3rd November 2000 at 00:00
Slimmer inspections criticised. Warwick Mansell reports

STANDARDS in good schools could deteriorate as a result of proposed new government guidelines underlining the autonomy of headteachers and governing bodies, inspectors and advisers have warned.

A draft code of practice on schools' relationships with their local authorities suggests that

successful schools could receive only one formal visit a year from council inspection and advisory staff.

Otherwise, they would be left to manage their own affairs, with data including test and exam results, and Office for Standards in Education visits, as the checks on their performance.

The draft code, currently out for consultation, is part of the Government's drive to encourage local authorities to focus on their worst- performing schools.
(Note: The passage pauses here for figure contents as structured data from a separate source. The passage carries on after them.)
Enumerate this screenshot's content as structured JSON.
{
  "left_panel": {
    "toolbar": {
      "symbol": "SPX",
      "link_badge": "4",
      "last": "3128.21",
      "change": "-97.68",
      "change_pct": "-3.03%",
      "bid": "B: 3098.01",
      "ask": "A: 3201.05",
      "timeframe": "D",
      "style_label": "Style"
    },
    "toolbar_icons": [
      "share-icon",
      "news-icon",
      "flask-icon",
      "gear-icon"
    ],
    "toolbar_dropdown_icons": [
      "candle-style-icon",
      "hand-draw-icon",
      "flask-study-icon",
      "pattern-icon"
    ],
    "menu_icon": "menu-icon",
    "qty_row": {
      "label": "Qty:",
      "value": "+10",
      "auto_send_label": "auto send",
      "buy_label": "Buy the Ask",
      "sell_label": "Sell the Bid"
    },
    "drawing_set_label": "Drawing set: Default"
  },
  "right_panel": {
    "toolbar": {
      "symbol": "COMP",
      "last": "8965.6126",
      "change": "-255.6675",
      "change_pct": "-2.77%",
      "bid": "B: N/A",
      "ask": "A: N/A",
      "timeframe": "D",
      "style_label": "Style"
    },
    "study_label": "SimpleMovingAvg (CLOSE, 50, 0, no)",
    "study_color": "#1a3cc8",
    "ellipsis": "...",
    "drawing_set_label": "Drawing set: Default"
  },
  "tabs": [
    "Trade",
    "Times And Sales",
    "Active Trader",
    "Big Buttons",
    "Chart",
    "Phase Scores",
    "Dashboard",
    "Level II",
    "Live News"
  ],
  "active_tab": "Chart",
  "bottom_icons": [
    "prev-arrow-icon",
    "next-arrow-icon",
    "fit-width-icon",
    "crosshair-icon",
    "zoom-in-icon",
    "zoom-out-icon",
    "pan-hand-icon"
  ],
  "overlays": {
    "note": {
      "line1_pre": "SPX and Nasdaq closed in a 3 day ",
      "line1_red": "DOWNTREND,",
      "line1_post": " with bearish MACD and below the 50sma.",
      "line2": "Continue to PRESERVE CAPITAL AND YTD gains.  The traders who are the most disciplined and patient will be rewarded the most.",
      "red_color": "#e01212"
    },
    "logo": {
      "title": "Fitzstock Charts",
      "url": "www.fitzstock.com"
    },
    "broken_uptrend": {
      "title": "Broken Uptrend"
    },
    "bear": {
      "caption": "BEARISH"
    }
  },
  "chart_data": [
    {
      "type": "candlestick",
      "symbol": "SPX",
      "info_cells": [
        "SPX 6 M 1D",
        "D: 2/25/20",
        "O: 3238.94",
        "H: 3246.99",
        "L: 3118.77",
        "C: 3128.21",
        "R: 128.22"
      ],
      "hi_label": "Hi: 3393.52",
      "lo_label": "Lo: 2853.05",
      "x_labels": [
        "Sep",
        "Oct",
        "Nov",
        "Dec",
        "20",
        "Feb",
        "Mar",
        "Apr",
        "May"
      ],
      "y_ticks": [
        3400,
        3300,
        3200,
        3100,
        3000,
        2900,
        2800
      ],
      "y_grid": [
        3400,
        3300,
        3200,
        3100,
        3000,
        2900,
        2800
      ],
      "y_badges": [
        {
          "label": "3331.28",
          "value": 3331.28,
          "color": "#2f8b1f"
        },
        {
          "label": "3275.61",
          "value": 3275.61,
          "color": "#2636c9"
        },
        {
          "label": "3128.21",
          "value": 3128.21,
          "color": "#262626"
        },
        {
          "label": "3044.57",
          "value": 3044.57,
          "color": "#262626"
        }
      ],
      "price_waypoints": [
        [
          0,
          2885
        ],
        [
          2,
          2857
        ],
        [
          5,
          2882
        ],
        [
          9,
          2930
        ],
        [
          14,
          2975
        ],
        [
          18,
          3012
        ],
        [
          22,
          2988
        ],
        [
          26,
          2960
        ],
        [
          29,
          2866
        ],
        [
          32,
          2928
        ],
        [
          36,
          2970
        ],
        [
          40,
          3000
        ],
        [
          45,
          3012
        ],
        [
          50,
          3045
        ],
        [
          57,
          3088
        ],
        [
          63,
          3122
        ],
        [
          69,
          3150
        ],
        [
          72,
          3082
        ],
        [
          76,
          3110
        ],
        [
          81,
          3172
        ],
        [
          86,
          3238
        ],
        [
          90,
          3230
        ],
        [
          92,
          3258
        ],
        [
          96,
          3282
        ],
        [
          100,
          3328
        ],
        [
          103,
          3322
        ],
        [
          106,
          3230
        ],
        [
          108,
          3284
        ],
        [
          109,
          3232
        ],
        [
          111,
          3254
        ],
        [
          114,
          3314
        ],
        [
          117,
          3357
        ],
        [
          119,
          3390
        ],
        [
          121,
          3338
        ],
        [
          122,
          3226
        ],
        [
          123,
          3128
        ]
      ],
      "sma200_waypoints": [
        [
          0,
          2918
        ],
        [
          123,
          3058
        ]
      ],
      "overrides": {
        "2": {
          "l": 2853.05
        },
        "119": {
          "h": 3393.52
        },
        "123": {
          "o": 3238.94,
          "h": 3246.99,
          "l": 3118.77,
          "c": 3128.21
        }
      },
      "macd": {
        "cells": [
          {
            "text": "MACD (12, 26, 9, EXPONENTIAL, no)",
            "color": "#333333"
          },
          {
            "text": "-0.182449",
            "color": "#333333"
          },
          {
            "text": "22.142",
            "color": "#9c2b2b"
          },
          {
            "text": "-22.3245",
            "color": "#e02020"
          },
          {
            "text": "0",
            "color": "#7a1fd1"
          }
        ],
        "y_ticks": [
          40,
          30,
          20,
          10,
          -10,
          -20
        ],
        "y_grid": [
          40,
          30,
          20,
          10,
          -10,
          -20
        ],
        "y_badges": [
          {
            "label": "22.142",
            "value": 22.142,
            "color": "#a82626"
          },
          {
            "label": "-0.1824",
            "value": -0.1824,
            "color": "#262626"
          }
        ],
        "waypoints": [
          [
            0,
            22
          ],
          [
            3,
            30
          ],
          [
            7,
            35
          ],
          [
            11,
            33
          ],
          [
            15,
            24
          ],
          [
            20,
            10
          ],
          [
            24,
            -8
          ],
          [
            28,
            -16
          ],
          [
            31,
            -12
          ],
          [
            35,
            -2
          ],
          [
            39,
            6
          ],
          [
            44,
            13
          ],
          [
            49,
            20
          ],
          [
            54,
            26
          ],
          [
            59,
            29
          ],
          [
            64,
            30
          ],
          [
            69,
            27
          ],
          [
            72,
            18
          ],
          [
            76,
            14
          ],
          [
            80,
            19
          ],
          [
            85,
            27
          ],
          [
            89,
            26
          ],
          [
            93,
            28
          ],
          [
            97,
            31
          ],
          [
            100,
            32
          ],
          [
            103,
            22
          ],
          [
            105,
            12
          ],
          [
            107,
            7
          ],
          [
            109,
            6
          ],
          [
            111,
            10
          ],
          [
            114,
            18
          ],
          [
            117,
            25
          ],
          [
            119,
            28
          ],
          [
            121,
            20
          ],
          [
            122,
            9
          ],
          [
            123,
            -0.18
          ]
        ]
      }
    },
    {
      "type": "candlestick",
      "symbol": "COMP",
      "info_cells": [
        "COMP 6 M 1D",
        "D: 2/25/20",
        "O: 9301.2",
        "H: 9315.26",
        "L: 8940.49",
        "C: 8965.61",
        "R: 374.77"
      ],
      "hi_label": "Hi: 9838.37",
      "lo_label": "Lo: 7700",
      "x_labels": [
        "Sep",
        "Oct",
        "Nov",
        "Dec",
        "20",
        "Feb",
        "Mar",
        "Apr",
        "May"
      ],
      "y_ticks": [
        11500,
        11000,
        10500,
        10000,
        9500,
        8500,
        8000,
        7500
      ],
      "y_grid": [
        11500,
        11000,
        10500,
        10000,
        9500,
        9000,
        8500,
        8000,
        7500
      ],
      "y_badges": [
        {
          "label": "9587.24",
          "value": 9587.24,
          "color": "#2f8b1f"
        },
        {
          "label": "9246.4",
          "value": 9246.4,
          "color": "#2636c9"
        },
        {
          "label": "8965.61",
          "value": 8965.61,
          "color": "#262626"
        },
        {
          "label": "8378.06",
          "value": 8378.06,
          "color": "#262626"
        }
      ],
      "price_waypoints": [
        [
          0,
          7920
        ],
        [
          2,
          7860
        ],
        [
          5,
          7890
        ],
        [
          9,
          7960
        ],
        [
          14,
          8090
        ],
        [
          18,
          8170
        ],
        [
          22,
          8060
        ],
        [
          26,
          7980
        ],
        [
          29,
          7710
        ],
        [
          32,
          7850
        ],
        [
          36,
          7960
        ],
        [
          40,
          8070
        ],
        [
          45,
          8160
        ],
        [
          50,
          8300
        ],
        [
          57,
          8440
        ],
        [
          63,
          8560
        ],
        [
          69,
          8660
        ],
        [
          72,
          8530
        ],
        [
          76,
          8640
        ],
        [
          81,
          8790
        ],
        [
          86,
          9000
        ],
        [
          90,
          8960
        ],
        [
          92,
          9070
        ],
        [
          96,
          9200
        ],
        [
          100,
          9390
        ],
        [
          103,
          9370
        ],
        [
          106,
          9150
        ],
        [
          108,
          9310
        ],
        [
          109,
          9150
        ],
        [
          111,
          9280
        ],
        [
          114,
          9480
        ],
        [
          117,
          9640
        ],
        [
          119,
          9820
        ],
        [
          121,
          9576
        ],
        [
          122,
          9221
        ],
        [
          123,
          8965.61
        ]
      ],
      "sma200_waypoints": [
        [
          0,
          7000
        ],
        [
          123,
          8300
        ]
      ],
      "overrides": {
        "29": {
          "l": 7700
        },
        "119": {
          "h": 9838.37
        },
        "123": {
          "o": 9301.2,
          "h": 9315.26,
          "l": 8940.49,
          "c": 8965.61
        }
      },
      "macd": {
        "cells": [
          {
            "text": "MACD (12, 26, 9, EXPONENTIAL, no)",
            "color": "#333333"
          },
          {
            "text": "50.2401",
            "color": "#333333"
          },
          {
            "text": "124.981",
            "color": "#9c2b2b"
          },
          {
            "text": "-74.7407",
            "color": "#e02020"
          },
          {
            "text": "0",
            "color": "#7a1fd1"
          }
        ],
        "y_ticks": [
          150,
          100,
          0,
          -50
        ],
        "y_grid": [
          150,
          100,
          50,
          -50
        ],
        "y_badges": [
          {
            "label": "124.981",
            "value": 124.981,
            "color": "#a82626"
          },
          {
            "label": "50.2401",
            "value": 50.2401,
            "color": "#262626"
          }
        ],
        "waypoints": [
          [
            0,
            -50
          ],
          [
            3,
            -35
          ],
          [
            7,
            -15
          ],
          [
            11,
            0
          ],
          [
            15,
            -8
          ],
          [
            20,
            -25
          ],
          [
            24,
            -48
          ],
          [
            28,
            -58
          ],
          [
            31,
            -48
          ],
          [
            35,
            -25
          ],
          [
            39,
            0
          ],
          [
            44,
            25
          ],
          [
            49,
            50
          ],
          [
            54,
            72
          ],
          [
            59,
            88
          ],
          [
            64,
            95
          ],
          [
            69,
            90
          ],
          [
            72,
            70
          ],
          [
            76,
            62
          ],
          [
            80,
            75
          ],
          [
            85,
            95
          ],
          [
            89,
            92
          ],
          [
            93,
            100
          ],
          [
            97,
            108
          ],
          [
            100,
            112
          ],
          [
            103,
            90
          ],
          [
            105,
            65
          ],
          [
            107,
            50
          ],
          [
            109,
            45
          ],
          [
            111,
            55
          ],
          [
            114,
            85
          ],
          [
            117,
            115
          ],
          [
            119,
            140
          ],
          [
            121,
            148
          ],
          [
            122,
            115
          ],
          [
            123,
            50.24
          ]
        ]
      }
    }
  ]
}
It does not affect OFSTED inspections.

But the National Association of Educational Inspectors, Advisers and Consultants, which represents 2,500 council advisers, OFSTED inspectors and private consultants, is concerned it could make problems harder to spot.

Currently, the association says, many local authorities visit successful schools - classed as such on the basis of OFSTED reports and consistently hitting improvement targets - once a term.

As well as advising them on target-setting and other school improvement issues, the visits can play an informal inspection role, helping to inform the authority when a school might need extra attention.

For example, under the revised system, the key mechanism for identifying a decline in teaching quality would be pupils' test results.

But they might not show up difficulties for months, or even years, the association claims.

John Chowcat, NAEIAC gneral secretary, said: "Although a school may be classed as successful, it will not necessarily always stay in that category.

"Sometimes, key personnel such as the head, or a senior teacher, will change. Their decision-making could be affected by stress, or problems at home. Teaching quality could decline, for whatever reason.

"Statistics will show up problems, but much further down the road. An experienced adviser, on the other hand, could spot the problem early and make sure the school took action to address it."

Mr Chowcat said NAEIAC was not against the Government principle of intervention in inverse proportion to success, where authorities concentrate time and resources on problem schools.

But cutting visits to successful schools down to one a year, he said, was a "step too far". The association would like at least two visits a year.

John Dunford, general secretary of the Secondary Heads' Association, said that any move to reduce the involvement of local authority advisers in successful schools was welcome.

Local authorities too often wasted their own and heads' time visiting schools regardless of whether they were successful.

Even without visiting a school, they still had access to schools' own evaluation of performance, including qualitative observation of teaching, and parental surveys.

A Department for Education and Employment spokeswoman said authorities had many ways of checking on a school's progress without visiting it, including telephone conversations and other "informal" contacts with schools.

She added: "The self-managed school is the key unit for raising standards. The more it is successful, the more it should be left to run its own affairs."